The country is “dangerously close” to being forced to march in “lock-step” with the Bush administration ideology, according to Ms. Bennis. “What we’re seeing is a pall of fear over the public, over the Congress and over the courts, where everyone seems afraid to challenge the trajectory towards empire of the Bush administration.

“Information that we’re getting now about the levels of surveillance reflects a kind of domestic version of the perpetual war which is at the heart of the Bush administration strategy internationally. The result is–if people are afraid, the ideologues who are driving this war will have the final say.”

Recently, in Las Vegas, a representative of the Office of Homeland Security openly telephoned a group which organized a protest during Pres. Bush’s Nov. 25 visit to that city. The caller wanted to know how many demonstrators were expected and their affiliated organizations, Peggy Maize Johnson, executive director of Citizen Alert, told The Las Vegas Sun.

“It bothered me,” said Ms. Johnson, whose organization has been raising awareness of potential dangers associated with burying nuclear waste at the proposed Yucca Mountain, Nevada nuclear repository. “That has a chilling effect,” she said of the phone call.

Such tactics are catching on. At the University of Texas, Austin–the nation’s largest university–the Young Conservatives of Texas at UT have published a “watch list” containing the names of 10 professors the group accuses of using their classrooms to promote personal agendas and to “indoctrinate” students.

There is a “serious danger that people will feel afraid,” according to Ms. Bennis. “When you combine the news of the level of surveillance that’s underway over the broad antiwar movement, with the heavy-handed, repressive tactics of the police in Miami last week during the (free trade) demonstrations, and you compare that with the ongoing fear that exists in the Arab and Muslim communities, and the immigrant communities overall, because that’s who’s been targeted more directly than anyone else–this goes dangerously badly for encouraging public discourse and public debate over these policies,” Ms.
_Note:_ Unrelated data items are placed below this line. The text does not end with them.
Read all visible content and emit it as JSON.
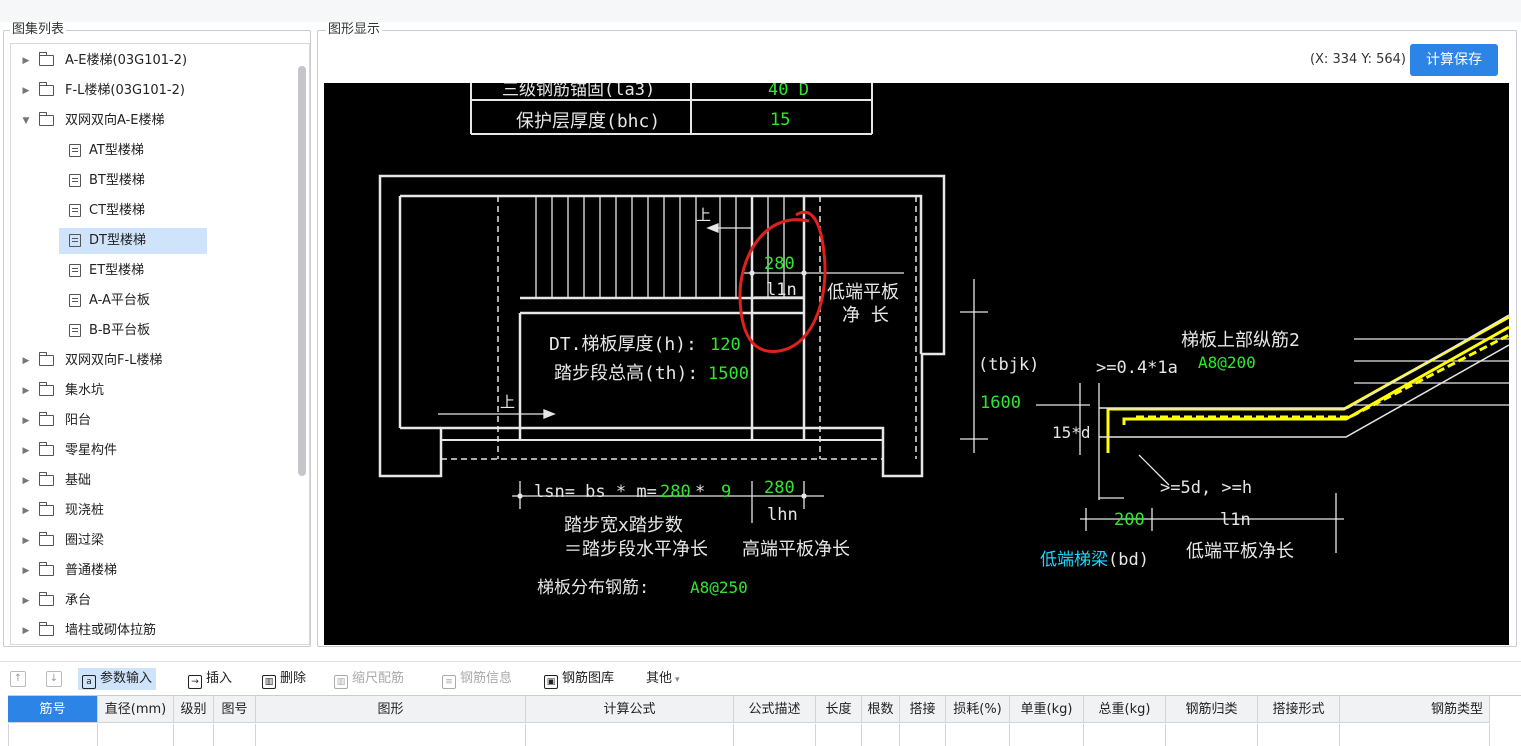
{
  "left_panel": {
    "title": "图集列表",
    "tree": [
      {
        "label": "A-E楼梯(03G101-2)",
        "type": "folder",
        "level": 0,
        "expanded": false
      },
      {
        "label": "F-L楼梯(03G101-2)",
        "type": "folder",
        "level": 0,
        "expanded": false
      },
      {
        "label": "双网双向A-E楼梯",
        "type": "folder",
        "level": 0,
        "expanded": true
      },
      {
        "label": "AT型楼梯",
        "type": "doc",
        "level": 1
      },
      {
        "label": "BT型楼梯",
        "type": "doc",
        "level": 1
      },
      {
        "label": "CT型楼梯",
        "type": "doc",
        "level": 1
      },
      {
        "label": "DT型楼梯",
        "type": "doc",
        "level": 1,
        "selected": true
      },
      {
        "label": "ET型楼梯",
        "type": "doc",
        "level": 1
      },
      {
        "label": "A-A平台板",
        "type": "doc",
        "level": 1
      },
      {
        "label": "B-B平台板",
        "type": "doc",
        "level": 1
      },
      {
        "label": "双网双向F-L楼梯",
        "type": "folder",
        "level": 0,
        "expanded": false
      },
      {
        "label": "集水坑",
        "type": "folder",
        "level": 0,
        "expanded": false
      },
      {
        "label": "阳台",
        "type": "folder",
        "level": 0,
        "expanded": false
      },
      {
        "label": "零星构件",
        "type": "folder",
        "level": 0,
        "expanded": false
      },
      {
        "label": "基础",
        "type": "folder",
        "level": 0,
        "expanded": false
      },
      {
        "label": "现浇桩",
        "type": "folder",
        "level": 0,
        "expanded": false
      },
      {
        "label": "圈过梁",
        "type": "folder",
        "level": 0,
        "expanded": false
      },
      {
        "label": "普通楼梯",
        "type": "folder",
        "level": 0,
        "expanded": false
      },
      {
        "label": "承台",
        "type": "folder",
        "level": 0,
        "expanded": false
      },
      {
        "label": "墙柱或砌体拉筋",
        "type": "folder",
        "level": 0,
        "expanded": false
      }
    ]
  },
  "right_panel": {
    "title": "图形显示",
    "coord_readout": "(X: 334 Y: 564)",
    "save_button": "计算保存"
  },
  "drawing": {
    "table_row1_label": "三级钢筋锚固(la3)",
    "table_row1_value": "40 D",
    "table_row2_label": "保护层厚度(bhc)",
    "table_row2_value": "15",
    "up_label": "上",
    "val_280": "280",
    "ln_label": "l1n",
    "low_slab_1": "低端平板",
    "low_slab_2": "净  长",
    "thickness_label": "DT.梯板厚度(h):",
    "thickness_value": "120",
    "height_label": "踏步段总高(th):",
    "height_value": "1500",
    "lsn_label": "lsn= bs * m=",
    "lsn_bs": "280",
    "lsn_star": "*",
    "lsn_m": "9",
    "hn_val": "280",
    "hn_label": "lhn",
    "step_note": "踏步宽x踏步数",
    "horiz_note": "＝踏步段水平净长",
    "high_slab_note": "高端平板净长",
    "distrib_label": "梯板分布钢筋:",
    "distrib_value": "A8@250",
    "tbjk": "(tbjk)",
    "tbjk_value": "1600",
    "top_bar_label": "梯板上部纵筋2",
    "top_bar_value": "A8@200",
    "anchor_04": ">=0.4*1a",
    "d15": "15*d",
    "d5": ">=5d, >=h",
    "val_200": "200",
    "ln2": "l1n",
    "low_beam": "低端梯梁",
    "bd": "(bd)",
    "low_slab_len": "低端平板净长"
  },
  "toolbar": {
    "param_input": "参数输入",
    "insert": "插入",
    "delete": "删除",
    "scale": "缩尺配筋",
    "rebar_info": "钢筋信息",
    "rebar_lib": "钢筋图库",
    "other": "其他"
  },
  "grid": {
    "columns": [
      "筋号",
      "直径(mm)",
      "级别",
      "图号",
      "图形",
      "计算公式",
      "公式描述",
      "长度",
      "根数",
      "搭接",
      "损耗(%)",
      "单重(kg)",
      "总重(kg)",
      "钢筋归类",
      "搭接形式",
      "钢筋类型"
    ]
  },
  "colors": {
    "accent": "#2b84e6",
    "selected_bg": "#cfe3fb",
    "cad_green": "#2ee82e",
    "cad_yellow": "#ffff00",
    "cad_cyan": "#19d8ff",
    "annotation_red": "#e0201a"
  }
}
Bennis said.

Indeed, it is the popularity of the message espoused by the antiwar groups that the administration considers to be dangerous, said Ms. Verheyden-Hilliard.

“It’s an effort at intimidation by the FBI and the U.S. government against a growing mass movement of people in the United States, who this administration recognizes are opposing their criminal war,” she maintains. “This is an effort to try and chill political speech and opposition that can bring an end to this administration.”